Los cuidados paliativos buscan mejorar la calidad de vida de los pacientes, tanto adultos como niños, que padecen una enfermedad que limita la vida o es terminal. Su propósito no es curar a un paciente o prolongar su vida. Los cuidados paliativos previenen y alivian el dolor y otros problemas físicos y psicosociales. Cicely Saunders, fundadora del primer hospicio moderno y que dedicó su vida a la defensa de los cuidados paliativos, señaló que los cuidados paliativos tratan de “dar vida a los días, no días a la vida”. La Organización Mundial de la Salud (OMS) reconoce que los cuidados paliativos son una parte integral de la atención sanitaria que debe estar disponible para aquellos que los necesitan. Mientras que los cuidados paliativos a menudo se asocian con el cáncer, un círculo mucho más amplio de pacientes con problemas de salud puede beneficiarse de ellos, incluidos los pacientes en etapas avanzadas de trastornos neurológicos, cardiovasculares, hepáticos o renales.

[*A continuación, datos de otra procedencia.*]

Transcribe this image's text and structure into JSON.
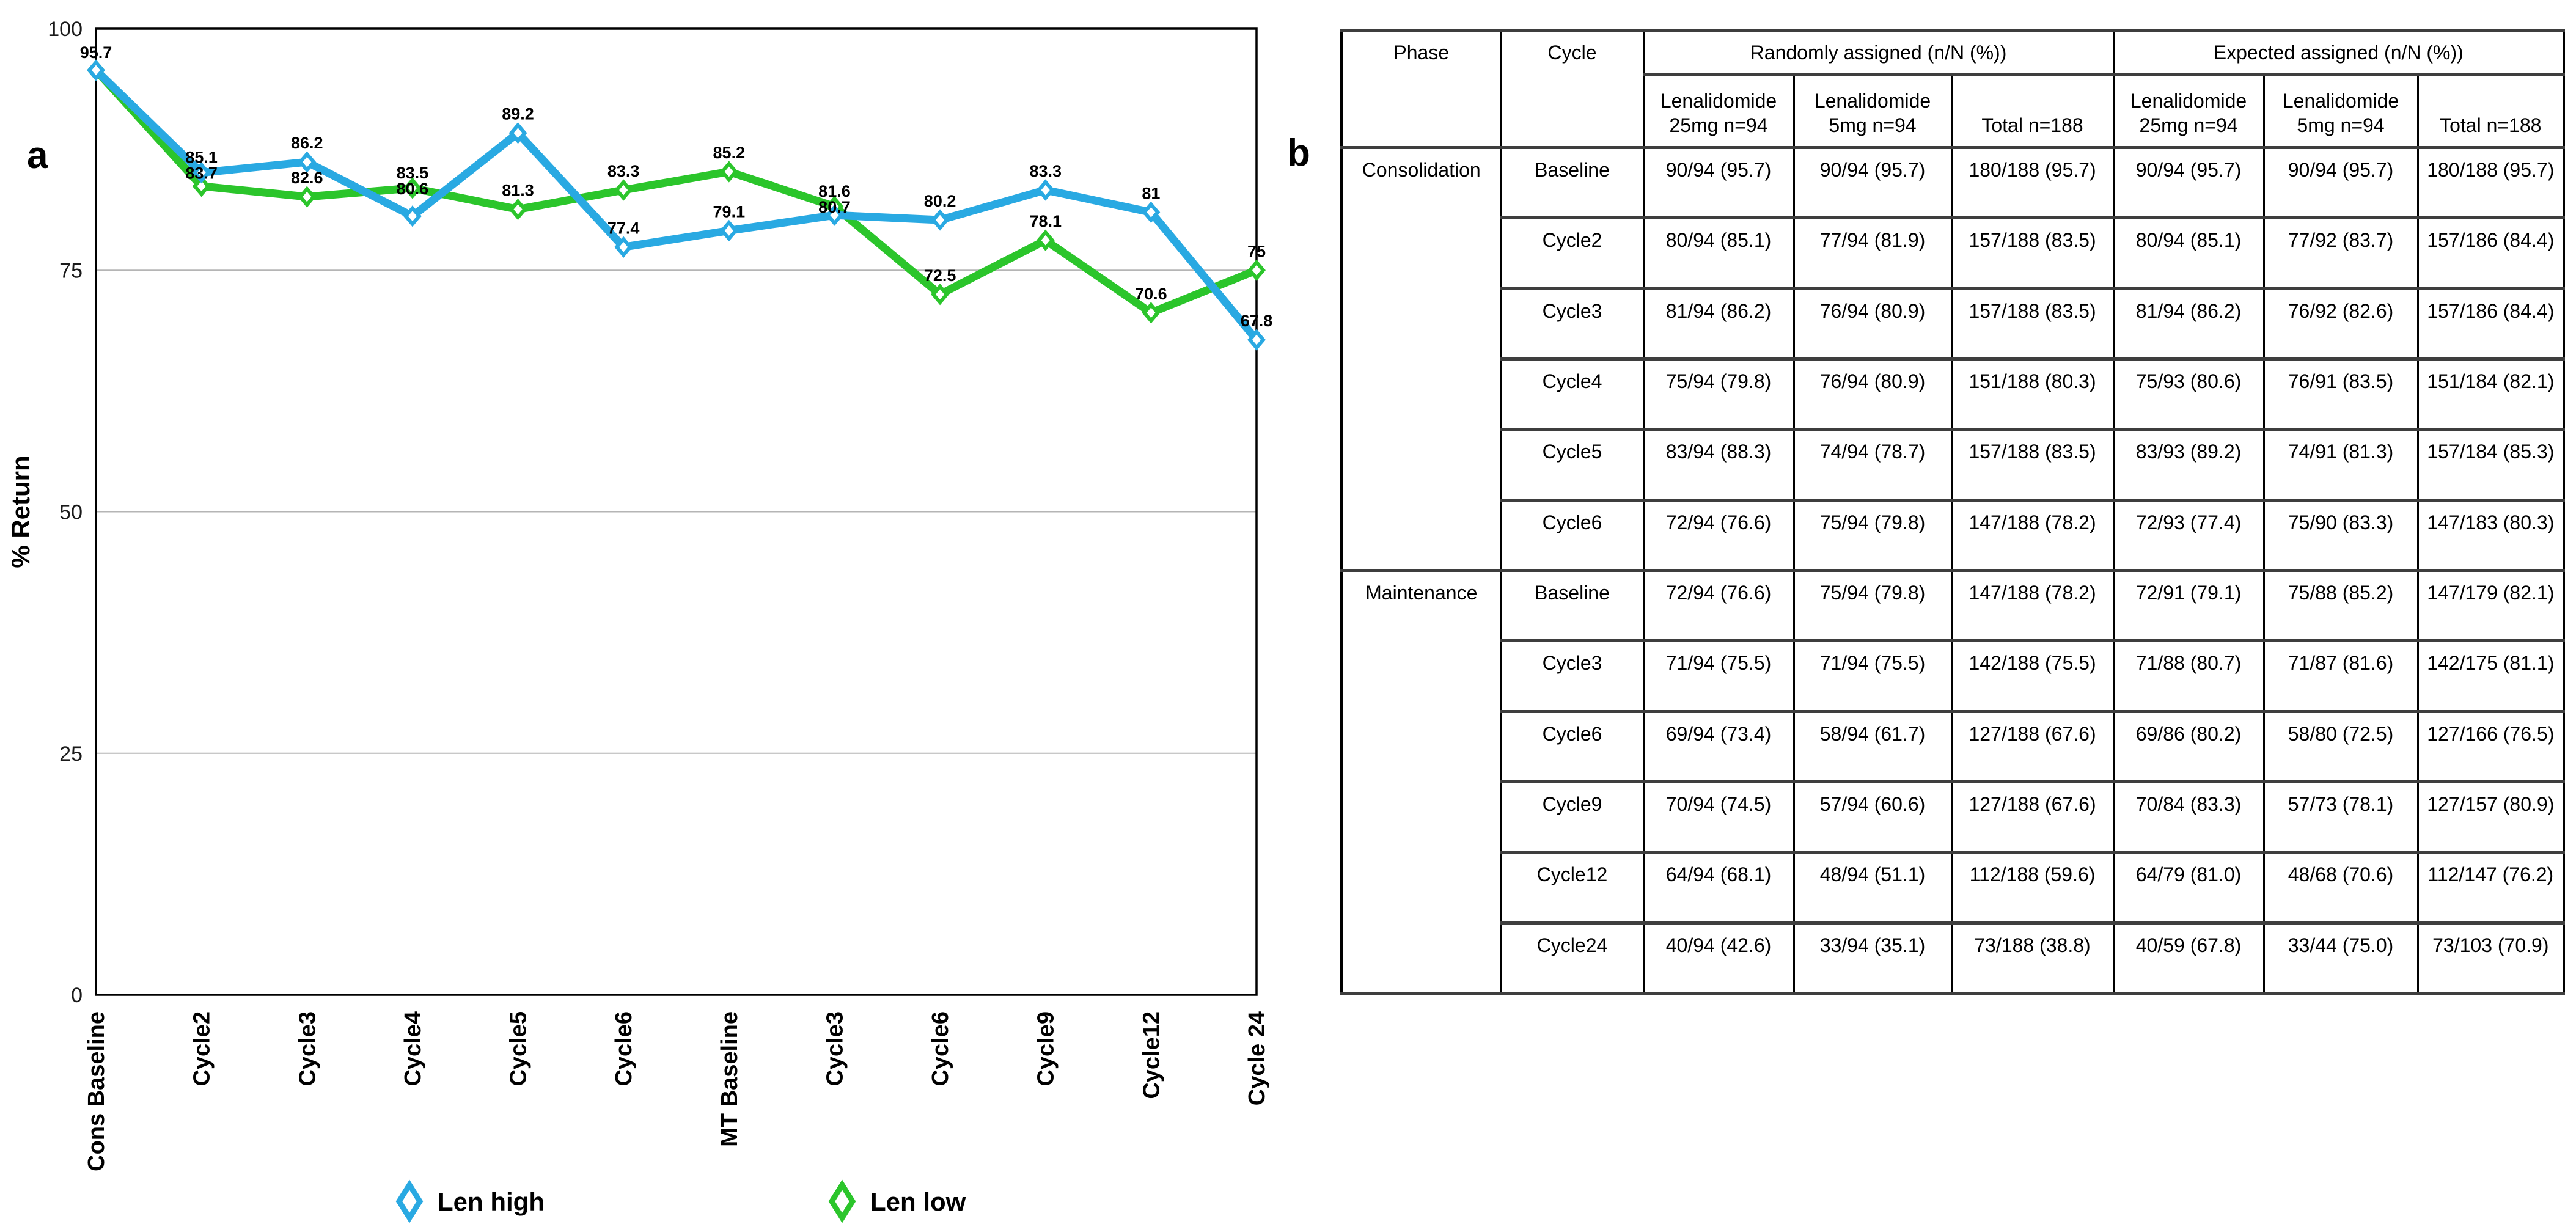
{
  "figure": {
    "panel_a": "a",
    "panel_b": "b"
  },
  "chart_data": {
    "type": "line",
    "title": "",
    "xlabel": "",
    "ylabel": "% Return",
    "ylim": [
      0,
      100
    ],
    "yticks": [
      0,
      25,
      50,
      75,
      100
    ],
    "gridlines": [
      25,
      50,
      75
    ],
    "grid": true,
    "legend_position": "bottom",
    "categories": [
      "Cons Baseline",
      "Cycle2",
      "Cycle3",
      "Cycle4",
      "Cycle5",
      "Cycle6",
      "MT Baseline",
      "Cycle3",
      "Cycle6",
      "Cycle9",
      "Cycle12",
      "Cycle 24"
    ],
    "series": [
      {
        "name": "Len high",
        "color": "#29A9E2",
        "values": [
          95.7,
          85.1,
          86.2,
          80.6,
          89.2,
          77.4,
          79.1,
          80.7,
          80.2,
          83.3,
          81,
          67.8
        ],
        "point_labels": [
          "95.7",
          "85.1",
          "86.2",
          "80.6",
          "89.2",
          "77.4",
          "79.1",
          "80.7",
          "80.2",
          "83.3",
          "81",
          "67.8"
        ]
      },
      {
        "name": "Len low",
        "color": "#2BC52B",
        "values": [
          95.7,
          83.7,
          82.6,
          83.5,
          81.3,
          83.3,
          85.2,
          81.6,
          72.5,
          78.1,
          70.6,
          75
        ],
        "point_labels": [
          "95.7",
          "83.7",
          "82.6",
          "83.5",
          "81.3",
          "83.3",
          "85.2",
          "81.6",
          "72.5",
          "78.1",
          "70.6",
          "75"
        ]
      }
    ]
  },
  "table": {
    "headers": {
      "phase": "Phase",
      "cycle": "Cycle",
      "randomly": "Randomly assigned (n/N (%))",
      "expected": "Expected assigned (n/N (%))"
    },
    "subheaders": [
      "Lenalidomide\n25mg n=94",
      "Lenalidomide\n5mg n=94",
      "Total n=188",
      "Lenalidomide\n25mg n=94",
      "Lenalidomide\n5mg n=94",
      "Total n=188"
    ],
    "rows": [
      {
        "phase": "Consolidation",
        "cycle": "Baseline",
        "values": [
          "90/94 (95.7)",
          "90/94 (95.7)",
          "180/188 (95.7)",
          "90/94 (95.7)",
          "90/94 (95.7)",
          "180/188 (95.7)"
        ]
      },
      {
        "phase": "",
        "cycle": "Cycle2",
        "values": [
          "80/94 (85.1)",
          "77/94 (81.9)",
          "157/188 (83.5)",
          "80/94 (85.1)",
          "77/92 (83.7)",
          "157/186 (84.4)"
        ]
      },
      {
        "phase": "",
        "cycle": "Cycle3",
        "values": [
          "81/94 (86.2)",
          "76/94 (80.9)",
          "157/188 (83.5)",
          "81/94 (86.2)",
          "76/92 (82.6)",
          "157/186 (84.4)"
        ]
      },
      {
        "phase": "",
        "cycle": "Cycle4",
        "values": [
          "75/94 (79.8)",
          "76/94 (80.9)",
          "151/188 (80.3)",
          "75/93 (80.6)",
          "76/91 (83.5)",
          "151/184 (82.1)"
        ]
      },
      {
        "phase": "",
        "cycle": "Cycle5",
        "values": [
          "83/94 (88.3)",
          "74/94 (78.7)",
          "157/188 (83.5)",
          "83/93 (89.2)",
          "74/91 (81.3)",
          "157/184 (85.3)"
        ]
      },
      {
        "phase": "",
        "cycle": "Cycle6",
        "values": [
          "72/94 (76.6)",
          "75/94 (79.8)",
          "147/188 (78.2)",
          "72/93 (77.4)",
          "75/90 (83.3)",
          "147/183 (80.3)"
        ]
      },
      {
        "phase": "Maintenance",
        "cycle": "Baseline",
        "values": [
          "72/94 (76.6)",
          "75/94 (79.8)",
          "147/188 (78.2)",
          "72/91 (79.1)",
          "75/88 (85.2)",
          "147/179 (82.1)"
        ]
      },
      {
        "phase": "",
        "cycle": "Cycle3",
        "values": [
          "71/94 (75.5)",
          "71/94 (75.5)",
          "142/188 (75.5)",
          "71/88 (80.7)",
          "71/87 (81.6)",
          "142/175 (81.1)"
        ]
      },
      {
        "phase": "",
        "cycle": "Cycle6",
        "values": [
          "69/94 (73.4)",
          "58/94 (61.7)",
          "127/188 (67.6)",
          "69/86 (80.2)",
          "58/80 (72.5)",
          "127/166 (76.5)"
        ]
      },
      {
        "phase": "",
        "cycle": "Cycle9",
        "values": [
          "70/94 (74.5)",
          "57/94 (60.6)",
          "127/188 (67.6)",
          "70/84 (83.3)",
          "57/73 (78.1)",
          "127/157 (80.9)"
        ]
      },
      {
        "phase": "",
        "cycle": "Cycle12",
        "values": [
          "64/94 (68.1)",
          "48/94 (51.1)",
          "112/188 (59.6)",
          "64/79 (81.0)",
          "48/68 (70.6)",
          "112/147 (76.2)"
        ]
      },
      {
        "phase": "",
        "cycle": "Cycle24",
        "values": [
          "40/94 (42.6)",
          "33/94 (35.1)",
          "73/188 (38.8)",
          "40/59 (67.8)",
          "33/44 (75.0)",
          "73/103 (70.9)"
        ]
      }
    ]
  }
}
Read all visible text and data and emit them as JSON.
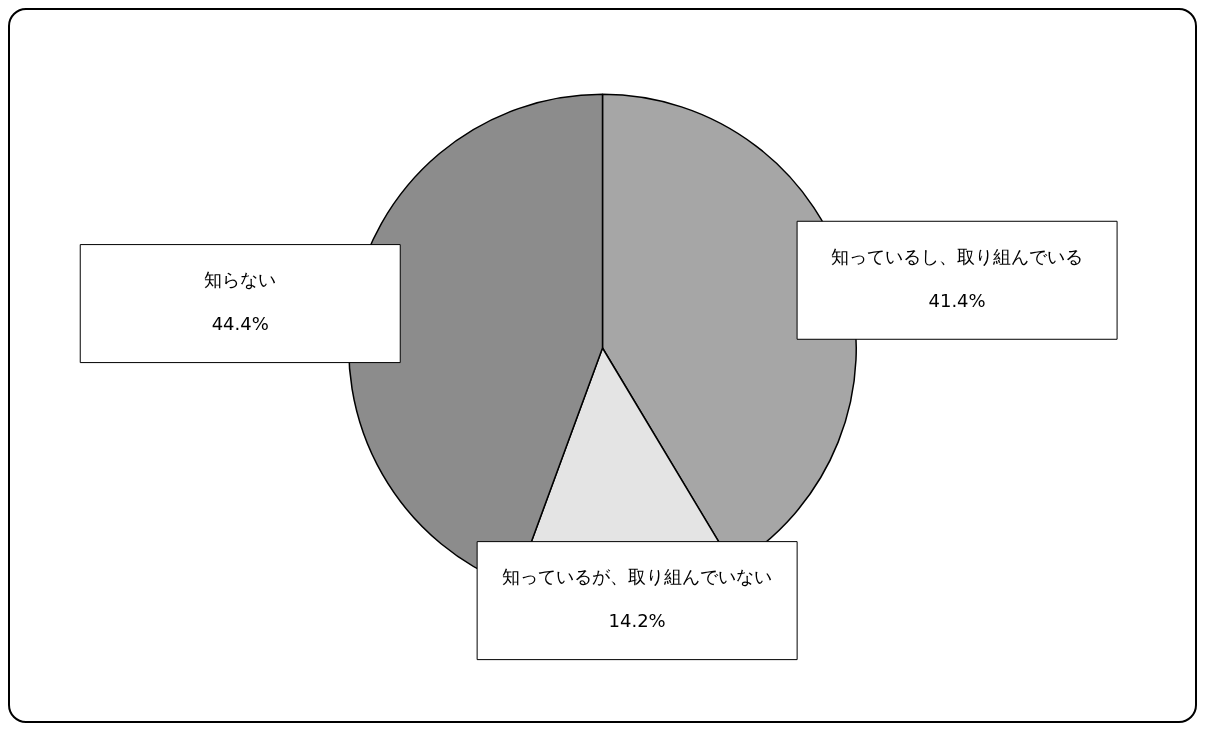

Uno de los objetivos clave de los cuidados paliativos es ofrecer a los pacientes tratamiento para el dolor. El dolor crónico es un síntoma común de enfermedades como el cáncer y el VIH/Sida, así como otras condiciones, especialmente en la fase terminal de la enfermedad. La OMS estima que alrededor de un 80 por ciento de los pacientes con cáncer y sida y un 67 por ciento de los afectados por enfermedades cardiovasculares o neuropatía obstructiva crónica sufrirán dolores entre moderados y fuertes al final de la vida.

El dolor de moderado a severo tiene un profundo impacto en la calidad de vida. El dolor persistente tiene una serie de consecuencias físicas, psicológicas y sociales. Puede provocar movilidad reducida y la consiguiente pérdida de fuerza; comprometer el sistema inmunológico, e interferir en la capacidad de una persona para comer, concentrarse, dormir o interactuar con los demás. Un estudio de la OMS halló que las personas que viven con dolor crónico tienen cuatro veces más probabilidades de sufrir depresión o ansiedad. 6 El efecto físico del dolor crónico y la tensión psicológica que causa puede incluso influir en el curso de la enfermedad, tal como señala la OMS en sus directrices de control del cáncer, “El dolor puede matar”. Las consecuencias sociales incluyen la incapacidad para trabajar; cuidar de uno mismo, los niños u otros miembros de la familia; participar en actividades sociales y aceptar la muerte.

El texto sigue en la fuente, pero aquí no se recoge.